Senior leaders in Silicon Valley are among the best-educated, most sophisticated, and savviest executives you’ll find anywhere. Yet over the course of placing senior high-tech leaders in new positions over the past 14 years, I’ve seen far too many make fundamental mistakes that cast a cloud over their leaving their old employers.
The consequences range from the distasteful to the disastrous: hurt feelings, lasting resentment from former colleagues, blame for harming the company, and — worst of all — a reputation for thoughtlessness that can damage a career.
It’s painful to witness, and it begs the question: If they can’t get it right, who can?Other than the admonition to resign diplomatically, little detailed advice has been available about how to leave one’s current company the right way. Even less research has been done on leaving well. To close that gap, my firm undertook a national survey of more than 700 senior executives and human resources officers. Only 16% of the senior executives reported that they would have done nothing differently the last time they voluntarily resigned. Here are their top three regrets and what you can do to avoid their mistakes:
Being unprepared to be fired on the spot. You never know how much resentment your departure might evoke, or how harsh the response might be. In the worst-case scenario, you could be fired on the spot and escorted from the building immediately. Especially if you’re going to a competitor, don’t be surprised if your resignation turns into a termination. Almost all of a representative sample of senior executives and chief human resources officers we interviewed to supplement our survey said that someone leaving for a competitor would be terminated immediately.

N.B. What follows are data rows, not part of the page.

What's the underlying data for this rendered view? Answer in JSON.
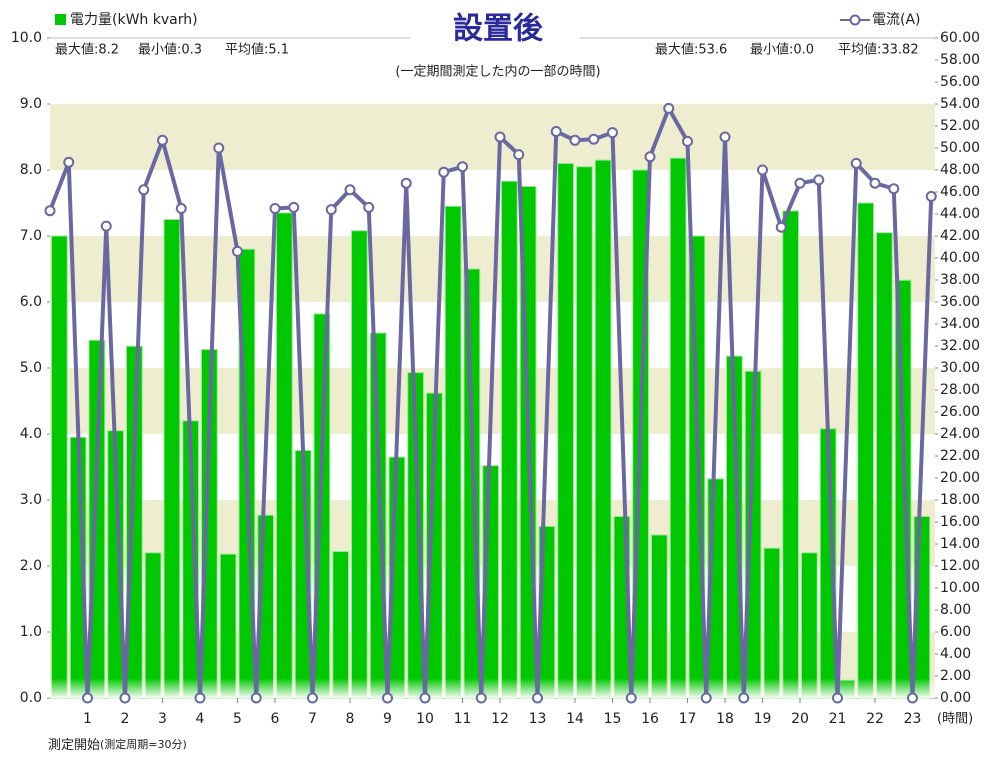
{
  "chart_data": {
    "type": "combo",
    "title": "設置後",
    "subtitle": "(一定期間測定した内の一部の時間)",
    "xlabel": "(時間)",
    "footnote": "測定開始",
    "footnote_small": "(測定周期=30分)",
    "stats_left": [
      "最大値:8.2",
      "最小値:0.3",
      "平均値:5.1"
    ],
    "stats_right": [
      "最大値:53.6",
      "最小値:0.0",
      "平均値:33.82"
    ],
    "xlim": [
      0,
      23.6
    ],
    "xticks": [
      1,
      2,
      3,
      4,
      5,
      6,
      7,
      8,
      9,
      10,
      11,
      12,
      13,
      14,
      15,
      16,
      17,
      18,
      19,
      20,
      21,
      22,
      23
    ],
    "ylim": [
      0,
      10
    ],
    "yticks": [
      {
        "value": 0,
        "label": "0.0"
      },
      {
        "value": 1,
        "label": "1.0"
      },
      {
        "value": 2,
        "label": "2.0"
      },
      {
        "value": 3,
        "label": "3.0"
      },
      {
        "value": 4,
        "label": "4.0"
      },
      {
        "value": 5,
        "label": "5.0"
      },
      {
        "value": 6,
        "label": "6.0"
      },
      {
        "value": 7,
        "label": "7.0"
      },
      {
        "value": 8,
        "label": "8.0"
      },
      {
        "value": 9,
        "label": "9.0"
      },
      {
        "value": 10,
        "label": "10.0"
      }
    ],
    "y2lim": [
      0,
      60
    ],
    "y2ticks": [
      {
        "value": 0,
        "label": "0.00"
      },
      {
        "value": 2,
        "label": "2.00"
      },
      {
        "value": 4,
        "label": "4.00"
      },
      {
        "value": 6,
        "label": "6.00"
      },
      {
        "value": 8,
        "label": "8.00"
      },
      {
        "value": 10,
        "label": "10.00"
      },
      {
        "value": 12,
        "label": "12.00"
      },
      {
        "value": 14,
        "label": "14.00"
      },
      {
        "value": 16,
        "label": "16.00"
      },
      {
        "value": 18,
        "label": "18.00"
      },
      {
        "value": 20,
        "label": "20.00"
      },
      {
        "value": 22,
        "label": "22.00"
      },
      {
        "value": 24,
        "label": "24.00"
      },
      {
        "value": 26,
        "label": "26.00"
      },
      {
        "value": 28,
        "label": "28.00"
      },
      {
        "value": 30,
        "label": "30.00"
      },
      {
        "value": 32,
        "label": "32.00"
      },
      {
        "value": 34,
        "label": "34.00"
      },
      {
        "value": 36,
        "label": "36.00"
      },
      {
        "value": 38,
        "label": "38.00"
      },
      {
        "value": 40,
        "label": "40.00"
      },
      {
        "value": 42,
        "label": "42.00"
      },
      {
        "value": 44,
        "label": "44.00"
      },
      {
        "value": 46,
        "label": "46.00"
      },
      {
        "value": 48,
        "label": "48.00"
      },
      {
        "value": 50,
        "label": "50.00"
      },
      {
        "value": 52,
        "label": "52.00"
      },
      {
        "value": 54,
        "label": "54.00"
      },
      {
        "value": 56,
        "label": "56.00"
      },
      {
        "value": 58,
        "label": "58.00"
      },
      {
        "value": 60,
        "label": "60.00"
      }
    ],
    "bands": true,
    "series": [
      {
        "name": "電力量(kWh kvarh)",
        "type": "bar",
        "color": "#00c800",
        "x": [
          0.25,
          0.75,
          1.25,
          1.75,
          2.25,
          2.75,
          3.25,
          3.75,
          4.25,
          4.75,
          5.25,
          5.75,
          6.25,
          6.75,
          7.25,
          7.75,
          8.25,
          8.75,
          9.25,
          9.75,
          10.25,
          10.75,
          11.25,
          11.75,
          12.25,
          12.75,
          13.25,
          13.75,
          14.25,
          14.75,
          15.25,
          15.75,
          16.25,
          16.75,
          17.25,
          17.75,
          18.25,
          18.75,
          19.25,
          19.75,
          20.25,
          20.75,
          21.25,
          21.75,
          22.25,
          22.75,
          23.25
        ],
        "values": [
          7.0,
          3.95,
          5.42,
          4.05,
          5.33,
          2.2,
          7.25,
          4.2,
          5.28,
          2.18,
          6.8,
          2.77,
          7.35,
          3.75,
          5.82,
          2.22,
          7.08,
          5.53,
          3.65,
          4.93,
          4.62,
          7.45,
          6.5,
          3.52,
          7.83,
          7.75,
          2.6,
          8.1,
          8.05,
          8.15,
          2.75,
          8.0,
          2.47,
          8.18,
          7.0,
          3.32,
          5.18,
          4.95,
          2.27,
          7.38,
          2.2,
          4.08,
          0.27,
          7.5,
          7.05,
          6.33,
          2.75
        ]
      },
      {
        "name": "電流(A)",
        "type": "line",
        "axis": "y2",
        "color": "#6a68a0",
        "x": [
          0,
          0.5,
          1,
          1.5,
          2,
          2.5,
          3,
          3.5,
          4,
          4.5,
          5,
          5.5,
          6,
          6.5,
          7,
          7.5,
          8,
          8.5,
          9,
          9.5,
          10,
          10.5,
          11,
          11.5,
          12,
          12.5,
          13,
          13.5,
          14,
          14.5,
          15,
          15.5,
          16,
          16.5,
          17,
          17.5,
          18,
          18.5,
          19,
          19.5,
          20,
          20.5,
          21,
          21.5,
          22,
          22.5,
          23,
          23.5
        ],
        "values": [
          44.3,
          48.7,
          0,
          42.9,
          0,
          46.2,
          50.7,
          44.5,
          0,
          50.0,
          40.6,
          0,
          44.5,
          44.6,
          0,
          44.4,
          46.2,
          44.6,
          0,
          46.8,
          0,
          47.8,
          48.3,
          0,
          51.0,
          49.4,
          0,
          51.5,
          50.7,
          50.8,
          51.4,
          0,
          49.2,
          53.6,
          50.6,
          0,
          51.0,
          0,
          48.0,
          42.8,
          46.8,
          47.1,
          0,
          48.6,
          46.8,
          46.3,
          0,
          45.6
        ]
      }
    ]
  }
}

Nevertheless, if you are going to a competitor, say so. Being less than forthright will only compound the resentment when you’re inevitably found out and saddle you with a reputation for evasiveness. Tell your current company that you are crystal clear about your obligations to them and that you have already talked about the issues with your new company.
Take every precaution to avoid the suspicion that you might be taking valuable data, technical information, or customer information with you.
That means resisting the natural inclination to transfer or delete files from your computer that you regard as personal or of no consequence to the business. If you want to transfer some personal files, do it in front of an HR person. And don’t erase company files, because under forensic examination (if it comes to that) it can look fishy.
Neglecting to rehearse. The second most frequently cited regret was failing to confidentially rehearse the explanation for departure with a trusted advisor. It’s not just a matter of being tongue-tied. The inability to explain clearly and reasonably to a boss or colleague why you’re leaving can lead to hurt feelings and misunderstandings, and it can open the door to protracted and painful attempts to talk you into staying when your mind is made up.
Before springing your decision on your boss, go first to a trusted advisor to get coaching and another perspective.
This critical initial conversation will give you the opportunity to talk through your personal and professional reasons for leaving and how you plan to mitigate the effects on colleagues and the company. It will also give you an initial reaction to your decision. Your mentor may make you aware of implications you had not considered, such as timing or the reaction of a key colleague you had overlooked. Your mentor may also be able to suggest the best way to approach your boss with the news.
The effects of resignation ripple outward from your boss to your colleagues and the company as a whole.
Foreseeing all of those effects can be challenging, so it’s not surprising that shortsightedness in that respect was the third most frequently cited regret in our survey.In looking at our data, we found that when it comes to analyzing the likely effects of their resignations, executives typically fall into one of three categories: those who focus on the optimal timing of their departures (38%), those who focus on relationships (31%), and those who take an unsystematic, scattershot approach, improvising as they go (30%).